Parents who think surgery is the cure for teen-age angst are sending the wrong message, she said.
"There are times for medical solutions, but first, people should work on their thoughts, feelings, lifestyle and behaviors and feeling better from the inside out."
And if they are going to work on the outside, there are less dramatic things that can be done to make a person feel more attractive, such as a new haircut or buying some flattering clothes, Venditti said.
The pressure teens feel to be perfect also bothers Marilyn Yalom, senior scholar at Stanford University's Institute for Women and Gender and author of the acclaimed book, "The History of the Breast."
Her book, which examined society's relationship with the breast over history, showed that in Spanish-speaking countries, it was common for 15-year-olds to ask for and be given breast augmentation surgery. But in Brazil, where big breasts were not considered sexy, breast reduction surgery was popular.
Her research also indicated that girls are developing faster and earlier today, which might account for their impatience. Menstruation is common at age 11, 12 or 13 today, compared with 15 or 16 in 1900, Yalom said. "We think it has to do with diet. Nutritionists have written a lot on this."
Whether women and girls will ever be happy with the bodies they were given is an emotionally charged question that causes Yalom to sigh.

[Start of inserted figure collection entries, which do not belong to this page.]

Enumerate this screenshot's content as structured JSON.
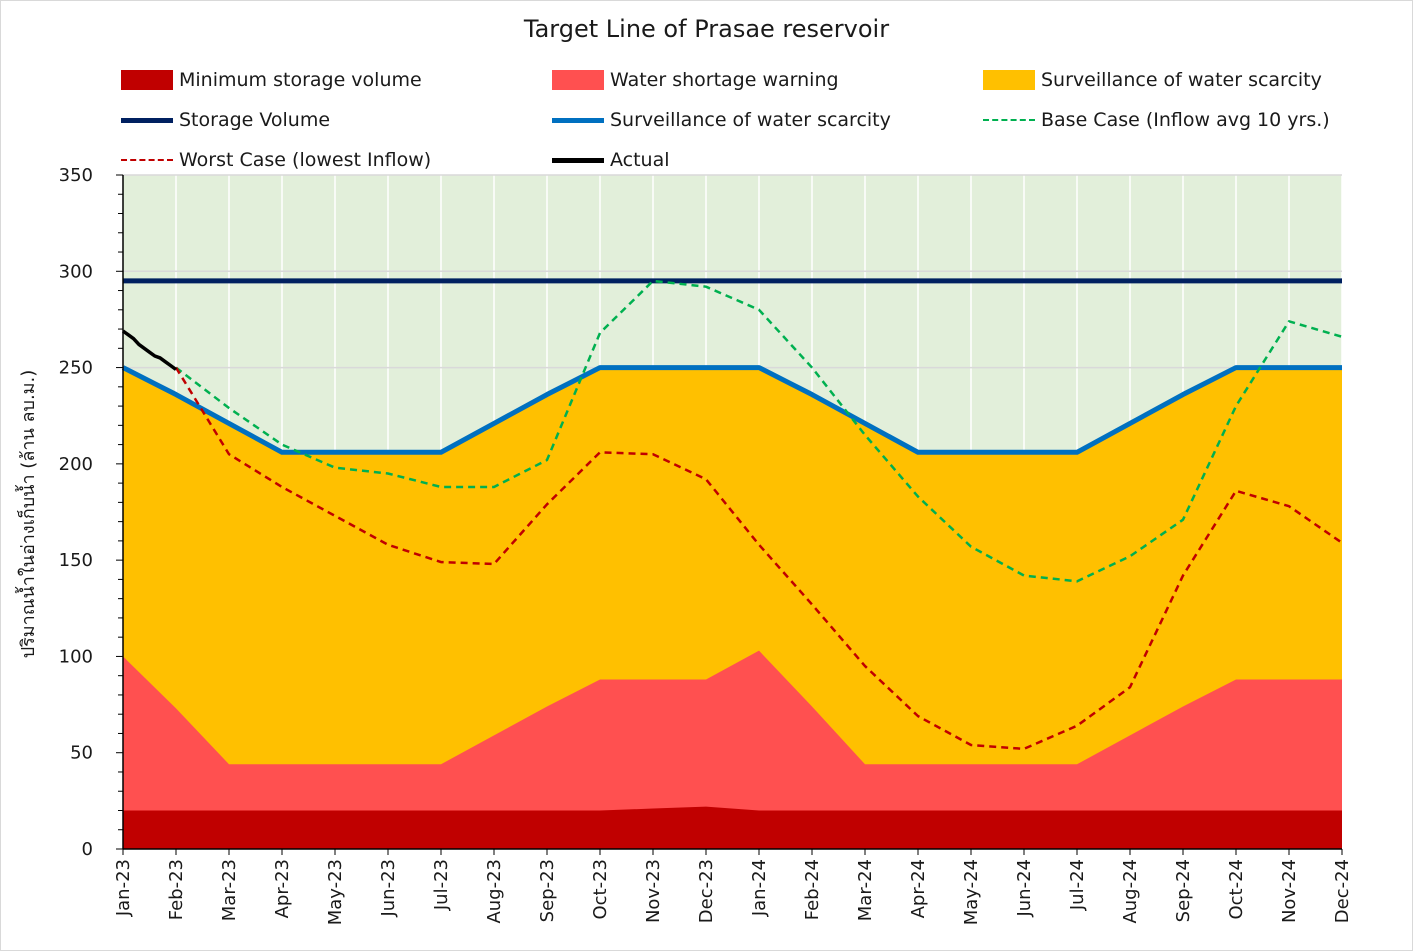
{
  "chart_data": {
    "type": "area",
    "title": "Target Line of Prasae reservoir",
    "ylabel": "ปริมาณน้ำในอ่างเก็บน้ำ (ล้าน ลบ.ม.)",
    "xlabel": "",
    "ylim": [
      0,
      350
    ],
    "yticks": [
      0,
      50,
      100,
      150,
      200,
      250,
      300,
      350
    ],
    "grid": true,
    "categories": [
      "Jan-23",
      "Feb-23",
      "Mar-23",
      "Apr-23",
      "May-23",
      "Jun-23",
      "Jul-23",
      "Aug-23",
      "Sep-23",
      "Oct-23",
      "Nov-23",
      "Dec-23",
      "Jan-24",
      "Feb-24",
      "Mar-24",
      "Apr-24",
      "May-24",
      "Jun-24",
      "Jul-24",
      "Aug-24",
      "Sep-24",
      "Oct-24",
      "Nov-24",
      "Dec-24"
    ],
    "areas": [
      {
        "name": "Minimum storage volume",
        "color": "#C00000",
        "values": [
          20,
          20,
          20,
          20,
          20,
          20,
          20,
          20,
          20,
          20,
          21,
          22,
          20,
          20,
          20,
          20,
          20,
          20,
          20,
          20,
          20,
          20,
          20,
          20
        ]
      },
      {
        "name": "Water shortage warning",
        "color": "#FF5050",
        "values": [
          100,
          73,
          44,
          44,
          44,
          44,
          44,
          59,
          74,
          88,
          88,
          88,
          103,
          74,
          44,
          44,
          44,
          44,
          44,
          59,
          74,
          88,
          88,
          88
        ]
      },
      {
        "name": "Surveillance of water scarcity",
        "color": "#FFC000",
        "values": [
          250,
          236,
          221,
          206,
          206,
          206,
          206,
          221,
          236,
          250,
          250,
          250,
          250,
          236,
          221,
          206,
          206,
          206,
          206,
          221,
          236,
          250,
          250,
          250
        ]
      }
    ],
    "series": [
      {
        "name": "Storage Volume",
        "color": "#002060",
        "style": "solid",
        "values": [
          295,
          295,
          295,
          295,
          295,
          295,
          295,
          295,
          295,
          295,
          295,
          295,
          295,
          295,
          295,
          295,
          295,
          295,
          295,
          295,
          295,
          295,
          295,
          295
        ]
      },
      {
        "name": "Surveillance of water scarcity",
        "color": "#0070C0",
        "style": "solid",
        "values": [
          250,
          236,
          221,
          206,
          206,
          206,
          206,
          221,
          236,
          250,
          250,
          250,
          250,
          236,
          221,
          206,
          206,
          206,
          206,
          221,
          236,
          250,
          250,
          250
        ]
      },
      {
        "name": "Base Case (Inflow avg 10 yrs.)",
        "color": "#00B050",
        "style": "dashed",
        "values": [
          null,
          250,
          229,
          210,
          198,
          195,
          188,
          188,
          202,
          268,
          295,
          292,
          280,
          250,
          215,
          183,
          157,
          142,
          139,
          152,
          171,
          230,
          274,
          266
        ]
      },
      {
        "name": "Worst Case (lowest Inflow)",
        "color": "#C00000",
        "style": "dashed",
        "values": [
          null,
          250,
          205,
          188,
          173,
          158,
          149,
          148,
          179,
          206,
          205,
          192,
          158,
          127,
          95,
          69,
          54,
          52,
          64,
          84,
          142,
          186,
          178,
          159
        ]
      },
      {
        "name": "Actual",
        "color": "#000000",
        "style": "solid",
        "x": [
          0,
          0.1,
          0.2,
          0.3,
          0.4,
          0.5,
          0.6,
          0.7,
          0.8,
          0.9,
          1.0
        ],
        "values": [
          269,
          267,
          265,
          262,
          260,
          258,
          256,
          255,
          253,
          251,
          249
        ]
      }
    ],
    "background_zone": {
      "color": "#E2EFDA"
    }
  },
  "legend": [
    {
      "label": "Minimum storage volume",
      "kind": "box",
      "color": "#C00000"
    },
    {
      "label": "Water shortage warning",
      "kind": "box",
      "color": "#FF5050"
    },
    {
      "label": "Surveillance of water scarcity",
      "kind": "box",
      "color": "#FFC000"
    },
    {
      "label": "Storage Volume",
      "kind": "line",
      "color": "#002060"
    },
    {
      "label": "Surveillance of water scarcity",
      "kind": "line",
      "color": "#0070C0"
    },
    {
      "label": "Base Case (Inflow avg 10 yrs.)",
      "kind": "dash",
      "color": "#00B050"
    },
    {
      "label": "Worst Case (lowest Inflow)",
      "kind": "dash",
      "color": "#C00000"
    },
    {
      "label": "Actual",
      "kind": "line",
      "color": "#000000"
    }
  ]
}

"I'm not very optimistic at the present time," she said. "Big-breasted icons do become the model, and this doesn't do anybody any good -- not the child, not the adolescent, not women, not society."
But it does work wonders for the pocketbooks of many companies and medical practitioners.
As popular author Rabbi Harold Kushner has written:
"I have this notion: if tomorrow morning every woman in America woke up feeling good about her appearance, the American economy would collapse."